Les Noces fabuleuses du Polonais, par Fouad Laroui. Julliard, 180 p.

L’homme, ce drôle d’animal

L’auteur. Cette Mexicaine de 42 ans parfaitement francophone – enfance à Aix-en-Provence, lycée français de Mexico, doctorat sur Octavio Paz à l’EHESS de Paris – a obtenu dès 1992 le prix RFI de la nouvelle pour les pays non francophones. Influencée par l’Oulipo, Guadalupe Nettel est l’auteur de plusieurs recueils et de trois romans.

Le livre. L’incipit de Féline, la troisième des cinq nouvelles, résume assez bien l’ensemble :  » Les relations entre les animaux et les êtres humains peuvent être aussi complexes que celles qui unissent les individus.  » Voilà ce que découvre la narratrice, étudiante en thèse d’histoire, dont la grossesse accidentelle fait écho à celle d’une chatte qu’elle a recueillie.  » On apprend beaucoup des animaux avec lesquels on vit, même les poissons « , renchérit une autre : son couple se délite de plus en plus depuis la naissance de leur petite fille, tandis que le mâle et la femelle Betta splendens s’entretuent dans l’aquarium du salon. Il sera aussi question de cafards, d’un serpent… et même d’un champignon corporel ! A travers ses histoires de maternité, d’amour, de solitude, Guadalupe Nettel révèle ce qu’il y a d’animal en l’homme. Son écriture dépouillée entraîne subtilement le lecteur aux confins du fantastique, sous les auspices de Kafka et de Cortazar, entre Mexico et Paris. D. P.

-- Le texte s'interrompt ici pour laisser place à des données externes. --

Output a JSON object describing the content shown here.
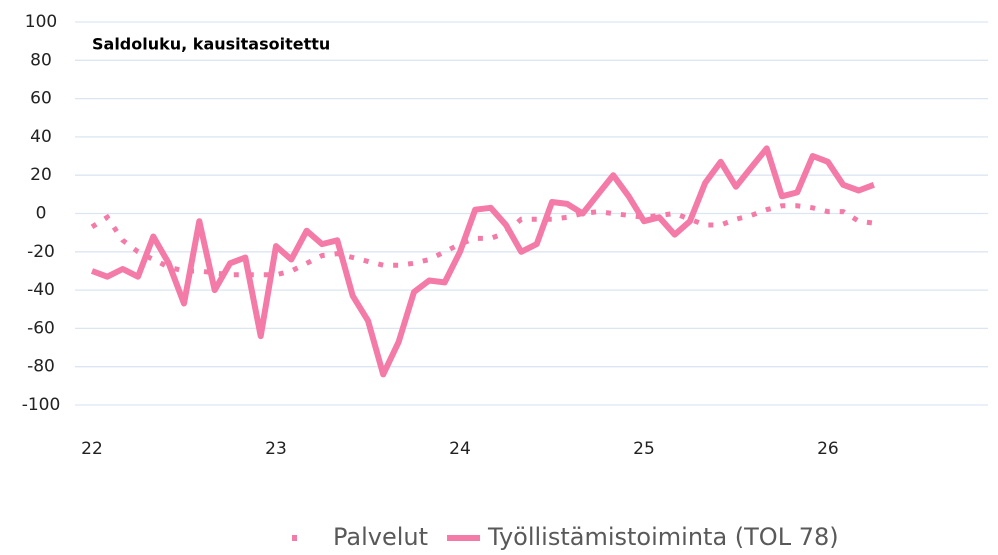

La Vie de couple des poissons rouges, par Guadalupe Nettel, trad. de l’espagnol (Mexique) par Delphine Valentin. Buchet-Chastel, 128 p.

Monstres & Cie

L’auteur. Originaire de Toulon, Jérôme Orsoni – 38 ans – a suivi des études de philosophie et s’est spécialisé en esthétique. Passionné de musique, il officie comme guitariste dans le groupe Rome Buyce Night et a dirigé la collection Solo aux éditions Le Mot et le reste, spécialisées dans le rock. Par ailleurs traducteur, il a également signé plusieurs essais, dont le bref Au début et autour, Steve Reich (Chemin de ronde), consacré à son rapport aux oeuvres du célèbre compositeur américain.

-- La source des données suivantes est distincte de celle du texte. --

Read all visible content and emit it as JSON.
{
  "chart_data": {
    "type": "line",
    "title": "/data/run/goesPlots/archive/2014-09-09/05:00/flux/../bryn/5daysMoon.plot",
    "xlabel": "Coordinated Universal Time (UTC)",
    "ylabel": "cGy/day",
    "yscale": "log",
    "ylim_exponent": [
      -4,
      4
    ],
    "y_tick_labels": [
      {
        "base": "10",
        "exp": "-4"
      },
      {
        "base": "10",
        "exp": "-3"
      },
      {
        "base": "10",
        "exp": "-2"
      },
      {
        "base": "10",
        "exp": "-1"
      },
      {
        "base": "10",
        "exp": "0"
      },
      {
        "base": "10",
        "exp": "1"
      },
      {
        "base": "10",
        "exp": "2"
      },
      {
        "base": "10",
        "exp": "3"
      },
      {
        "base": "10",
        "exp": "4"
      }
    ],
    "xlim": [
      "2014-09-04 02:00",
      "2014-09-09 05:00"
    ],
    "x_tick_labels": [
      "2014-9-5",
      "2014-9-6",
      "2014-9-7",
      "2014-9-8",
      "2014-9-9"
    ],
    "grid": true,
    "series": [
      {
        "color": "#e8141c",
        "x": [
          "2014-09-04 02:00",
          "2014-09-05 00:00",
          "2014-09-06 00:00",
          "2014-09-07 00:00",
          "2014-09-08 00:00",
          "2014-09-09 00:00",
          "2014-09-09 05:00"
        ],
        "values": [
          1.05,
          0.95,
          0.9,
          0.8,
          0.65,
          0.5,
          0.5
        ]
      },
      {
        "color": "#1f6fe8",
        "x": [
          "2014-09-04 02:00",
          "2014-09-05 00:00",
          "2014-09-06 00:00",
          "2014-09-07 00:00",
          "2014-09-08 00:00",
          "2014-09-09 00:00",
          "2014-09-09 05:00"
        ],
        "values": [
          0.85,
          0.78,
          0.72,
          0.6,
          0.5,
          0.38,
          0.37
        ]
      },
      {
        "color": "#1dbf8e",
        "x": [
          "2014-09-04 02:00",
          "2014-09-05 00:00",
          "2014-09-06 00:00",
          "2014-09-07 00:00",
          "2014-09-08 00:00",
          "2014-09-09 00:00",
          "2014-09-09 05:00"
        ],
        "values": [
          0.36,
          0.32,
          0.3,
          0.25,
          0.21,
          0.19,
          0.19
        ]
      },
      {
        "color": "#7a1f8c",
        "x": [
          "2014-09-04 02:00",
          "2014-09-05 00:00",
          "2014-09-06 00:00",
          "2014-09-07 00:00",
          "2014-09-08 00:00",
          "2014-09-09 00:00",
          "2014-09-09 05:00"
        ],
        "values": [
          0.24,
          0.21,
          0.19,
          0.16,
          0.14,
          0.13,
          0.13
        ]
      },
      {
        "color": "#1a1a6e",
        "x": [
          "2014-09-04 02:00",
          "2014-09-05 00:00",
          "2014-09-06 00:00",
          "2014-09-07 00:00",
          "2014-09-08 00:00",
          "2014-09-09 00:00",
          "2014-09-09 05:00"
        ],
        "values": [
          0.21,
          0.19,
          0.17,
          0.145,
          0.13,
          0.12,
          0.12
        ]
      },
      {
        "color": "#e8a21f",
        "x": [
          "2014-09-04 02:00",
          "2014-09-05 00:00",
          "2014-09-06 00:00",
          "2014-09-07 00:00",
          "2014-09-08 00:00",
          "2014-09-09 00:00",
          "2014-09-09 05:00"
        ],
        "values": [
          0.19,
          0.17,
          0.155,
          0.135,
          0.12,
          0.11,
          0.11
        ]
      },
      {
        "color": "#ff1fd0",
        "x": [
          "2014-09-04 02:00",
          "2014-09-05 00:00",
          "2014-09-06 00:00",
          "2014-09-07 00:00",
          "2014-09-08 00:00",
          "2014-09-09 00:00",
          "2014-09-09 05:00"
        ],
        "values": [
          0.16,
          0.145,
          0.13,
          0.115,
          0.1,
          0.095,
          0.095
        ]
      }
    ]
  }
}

Le livre. On est toujours le monstre de quelqu’un. Voilà l’une des leçons à tirer des Monstres littéraires de Jérôme Orsoni, placés sous le signe du décalage, de la difformité. Mélangeant à loisir réalité et fiction, cet amateur de l’étrange nous fait découvrir le quotidien d’un certain David Hume (comme le philosophe) -, dont la vie est réglée par deux montres identiques -, l’entreprise littéraire d’un garçon tentant d’écrire un roman à la Robert Walser sur des vitres, ou encore la malédiction du pauvre Sven Aquaviva (son corps se dissout au contact de l’eau). Mais de cette vingtaine de récits – parmi lesquels des poèmes et une étude sur l’écrivain Enrique Vila-Matas -, on retiendra surtout la formidable odyssée de La Métamorphose à l’envers, oeuvre méconnue (réelle ou imaginaire ?) d’un certain Karl Brand, reprenant l’intrigue de Kafka à l’envers : cette fois-ci, un insecte qui se réveille un jour en être humain. Bizarre, décidément… B. L.

Des monstres littéraires, par Jérôme Orsoni. Actes Sud, 176 p.